An impressive number of artifacts, including cannons, navigational tools, glass bottles, cannon balls, and ballast stones were on display, and there were numerous things for guests to see and do.

Wall displays provided detailed information about various topics, including the biography of Blackbeard as well as an overview of the conservation process used to preserve the artifacts brought up from the wreck. Illustrations offered ideas as to what the Queen Anne’s Revenge looked like 300 years ago, and maps showed what the wreck site looks like today. Microscopes and magnifying lenses were set up to give guests a better look at some of the smaller artifacts and to show how meticulous the excavation process can be.

Wendy Welsh holds a concretion
inside the lab's X-ray facility.

The appeal of the open day was the incredible access guests had to actual artifacts from the Queen Anne’s Revenge, and the people working so hard to identify, catalog, and preserve them. Experts, including marine archaeologists and conservators, were at the ready to answer any questions guests had about the QAR project.

“It was nice because they did a great job to explain the methods they use to preserve [the artifacts.] They had many nice displays with pictures and replicas,” said Ajlana Music of Greenville.

Many of the ship’s artifacts are currently on display at the North Carolina Maritime Museum in Beaufort, North Carolina. But before the artifacts are sent to Beaufort, they are brought to the West Research Campus for cleaning and preservation.

“You see these things in a museum and you assume that they were found in this nice pristine condition, but it’s really neat to see what [the conservators] have do to get it into that condition,” said Matthew Phipps of Greenville, who attended the open day with his wife Beth and their four children.

The conservation process used on the artifacts for the Queen Anne’s Revenge is a long and complicated one. Different methods are employed depending on the material brought up from the site. The majority of artifacts are brought up from the sea floor encased in thick mineral concretions that must be chipped off, piece-by-piece, with a pneumatic scribe, a process that can take months to complete.

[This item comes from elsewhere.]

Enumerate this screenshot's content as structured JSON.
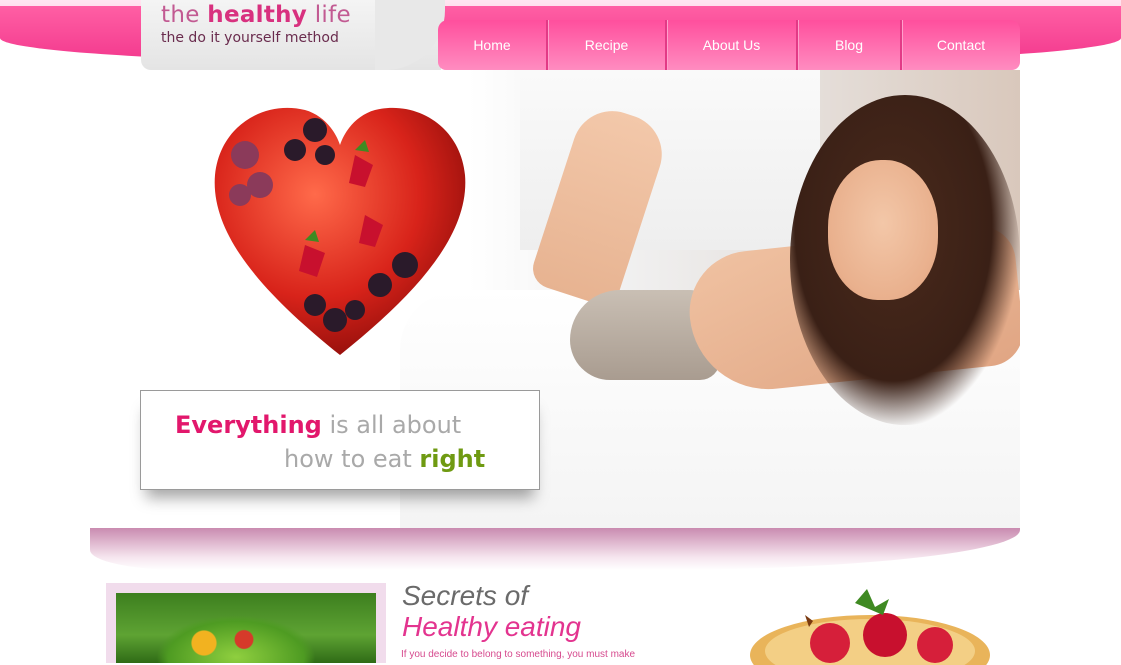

Even Blackbeard made an appearance at the QAR Conservation Lab open day

“It’s amazing the amount of work that goes into preserving just one piece,” said Jeffrey Massengill of Greenville. “And it’s amazing how delicate the science is behind it.”

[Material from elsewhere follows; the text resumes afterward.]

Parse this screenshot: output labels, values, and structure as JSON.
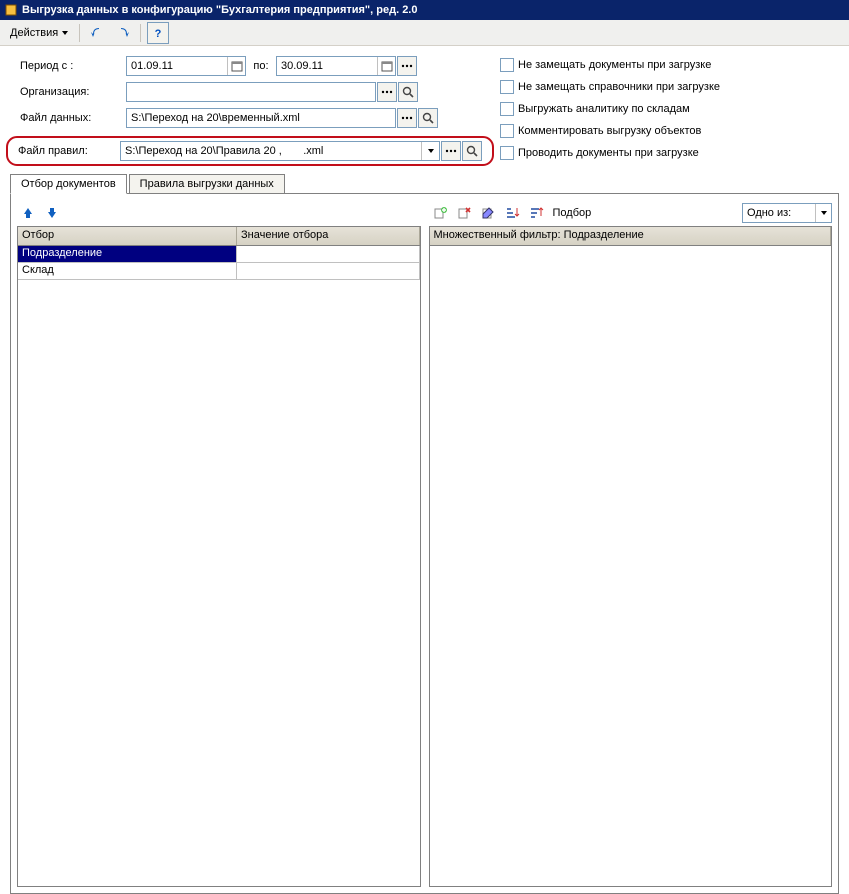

Due to the slow nature of concretion removal, the conservators X-ray concretions to see what, if any, objects lay within. As part of the open day, guests were invited to take a tour of the lab’s new X-ray facilities and view actual X-rays of concretions.

“Last fall we were able to buy an X-ray machine, which is really crucial for our work because a lot of the artifacts come up as big lumps of concretion which could have anything in them. By using X-rays we can see what artifacts are inside the concretion,” said Watkins-Kenney.

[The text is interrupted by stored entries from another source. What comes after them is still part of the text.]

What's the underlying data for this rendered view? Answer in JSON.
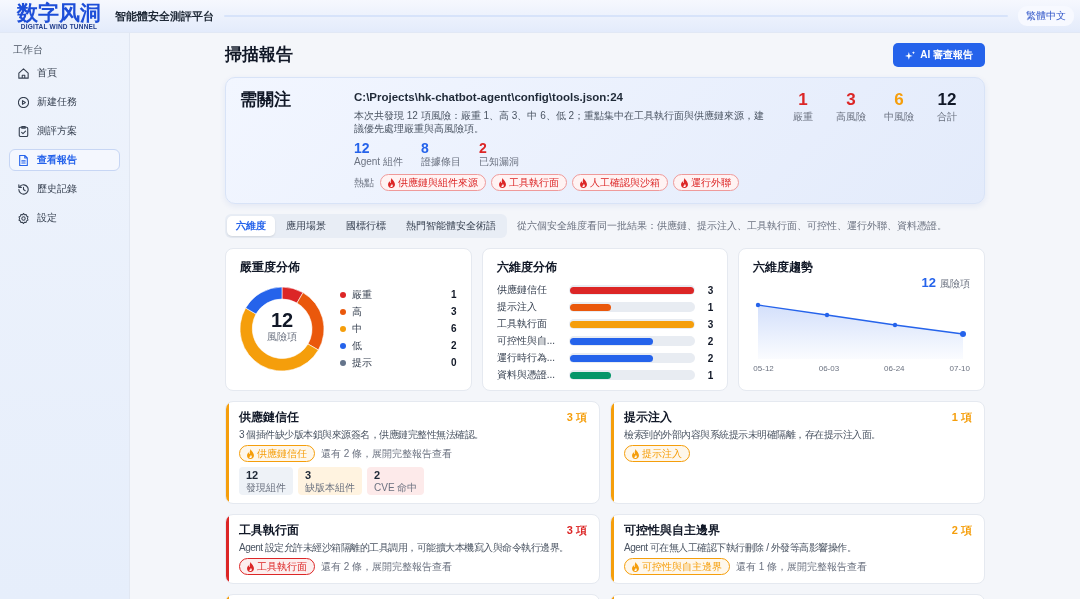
{
  "header": {
    "logo": {
      "title": "数字风洞",
      "subtitle": "DIGITAL WIND TUNNEL"
    },
    "platform": "智能體安全測評平台",
    "language": "繁體中文"
  },
  "sidebar": {
    "section": "工作台",
    "items": [
      {
        "label": "首頁",
        "selected": false
      },
      {
        "label": "新建任務",
        "selected": false
      },
      {
        "label": "測評方案",
        "selected": false
      },
      {
        "label": "查看報告",
        "selected": true
      },
      {
        "label": "歷史記錄",
        "selected": false
      },
      {
        "label": "設定",
        "selected": false
      }
    ]
  },
  "page": {
    "title": "掃描報告",
    "action": "AI 審查報告"
  },
  "summary": {
    "status": "需關注",
    "path": "C:\\Projects\\hk-chatbot-agent\\config\\tools.json:24",
    "description": "本次共發現 12 項風險：嚴重 1、高 3、中 6、低 2；重點集中在工具執行面與供應鏈來源，建議優先處理嚴重與高風險項。",
    "metrics": [
      {
        "value": "12",
        "label": "Agent 組件",
        "color": "#2563eb"
      },
      {
        "value": "8",
        "label": "證據條目",
        "color": "#2563eb"
      },
      {
        "value": "2",
        "label": "已知漏洞",
        "color": "#dc2626"
      }
    ],
    "hotspots_label": "熱點",
    "hotspots": [
      "供應鏈與組件來源",
      "工具執行面",
      "人工確認與沙箱",
      "運行外聯"
    ],
    "stats": [
      {
        "value": "1",
        "label": "嚴重",
        "color": "#dc2626"
      },
      {
        "value": "3",
        "label": "高風險",
        "color": "#dc2626"
      },
      {
        "value": "6",
        "label": "中風險",
        "color": "#f59e0b"
      },
      {
        "value": "12",
        "label": "合計",
        "color": "#111827"
      }
    ]
  },
  "tabs": [
    {
      "label": "六維度",
      "selected": true
    },
    {
      "label": "應用場景",
      "selected": false
    },
    {
      "label": "國標行標",
      "selected": false
    },
    {
      "label": "熱門智能體安全術語",
      "selected": false
    }
  ],
  "tabs_note": "從六個安全維度看同一批結果：供應鏈、提示注入、工具執行面、可控性、運行外聯、資料憑證。",
  "severity_chart": {
    "title": "嚴重度分佈",
    "total": "12",
    "total_label": "風險項",
    "legend_entries": [
      {
        "count": "1",
        "color": "#dc2626"
      },
      {
        "count": "3",
        "color": "#ea580c"
      },
      {
        "count": "6",
        "color": "#f59e0b"
      },
      {
        "count": "2",
        "color": "#2563eb"
      },
      {
        "count": "0",
        "color": "#64748b"
      }
    ],
    "chart_data": {
      "type": "donut",
      "categories": [
        "嚴重",
        "高",
        "中",
        "低",
        "提示"
      ],
      "values": [
        8.33,
        25,
        50,
        16.67,
        0
      ],
      "legend": "right"
    }
  },
  "dimension_chart": {
    "title": "六維度分佈",
    "rows": [
      {
        "label": "供應鏈信任",
        "count": "3",
        "level": 1,
        "color": "#dc2626"
      },
      {
        "label": "提示注入",
        "count": "1",
        "level": 0.333,
        "color": "#ea580c"
      },
      {
        "label": "工具執行面",
        "count": "3",
        "level": 1,
        "color": "#f59e0b"
      },
      {
        "label": "可控性與自...",
        "count": "2",
        "level": 0.667,
        "color": "#2563eb"
      },
      {
        "label": "運行時行為...",
        "count": "2",
        "level": 0.667,
        "color": "#2563eb"
      },
      {
        "label": "資料與憑證...",
        "count": "1",
        "level": 0.333,
        "color": "#059669"
      }
    ]
  },
  "trend_chart": {
    "title": "六維度趨勢",
    "total": "12",
    "total_label": "風險項",
    "x_labels": [
      "05-12",
      "06-03",
      "06-24",
      "07-10"
    ]
  },
  "findings": [
    {
      "title": "供應鏈信任",
      "count": "3 項",
      "color": "#f59e0b",
      "description": "3 個插件缺少版本鎖與來源簽名，供應鏈完整性無法確認。",
      "tag": "供應鏈信任",
      "more": "還有 2 條，展開完整報告查看",
      "stats": [
        {
          "value": "12",
          "label": "發現組件",
          "color": "#eef2f7"
        },
        {
          "value": "3",
          "label": "缺版本組件",
          "color": "#fff3e0"
        },
        {
          "value": "2",
          "label": "CVE 命中",
          "color": "#fdeaea"
        }
      ]
    },
    {
      "title": "提示注入",
      "count": "1 項",
      "color": "#f59e0b",
      "description": "檢索到的外部內容與系統提示未明確隔離，存在提示注入面。",
      "tag": "提示注入"
    },
    {
      "title": "工具執行面",
      "count": "3 項",
      "color": "#dc2626",
      "description": "Agent 設定允許未經沙箱隔離的工具調用，可能擴大本機寫入與命令執行邊界。",
      "tag": "工具執行面",
      "more": "還有 2 條，展開完整報告查看"
    },
    {
      "title": "可控性與自主邊界",
      "count": "2 項",
      "color": "#f59e0b",
      "description": "Agent 可在無人工確認下執行刪除 / 外發等高影響操作。",
      "tag": "可控性與自主邊界",
      "more": "還有 1 條，展開完整報告查看"
    },
    {
      "color": "#f59e0b"
    },
    {
      "color": "#f59e0b"
    }
  ]
}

Fortunately for the conservators, not all artifacts are encased in concretions. The smallest objects from the ship—bits of musket shot, tacks, nails, coins, and even gold dust are found in the seabed surrounding the wreck. Researchers dredge sand from the sea floor and bring it to the QAR Conservation Lab where researchers use panning techniques to separate the artifacts.

“It’s impressive that they can find such tiny little pieces, the pins and the needles and things like that,” said Phipps.

This year’s QAR Conservation Lab open day was the first since October of 2005. Since then, the research team has had two excavation seasons at the wreck site and brought up a large amount of new material. Watkins-Kenney anticipates another three-month excavation this fall and hopes to host another open day once any new artifacts are ready for pubic view.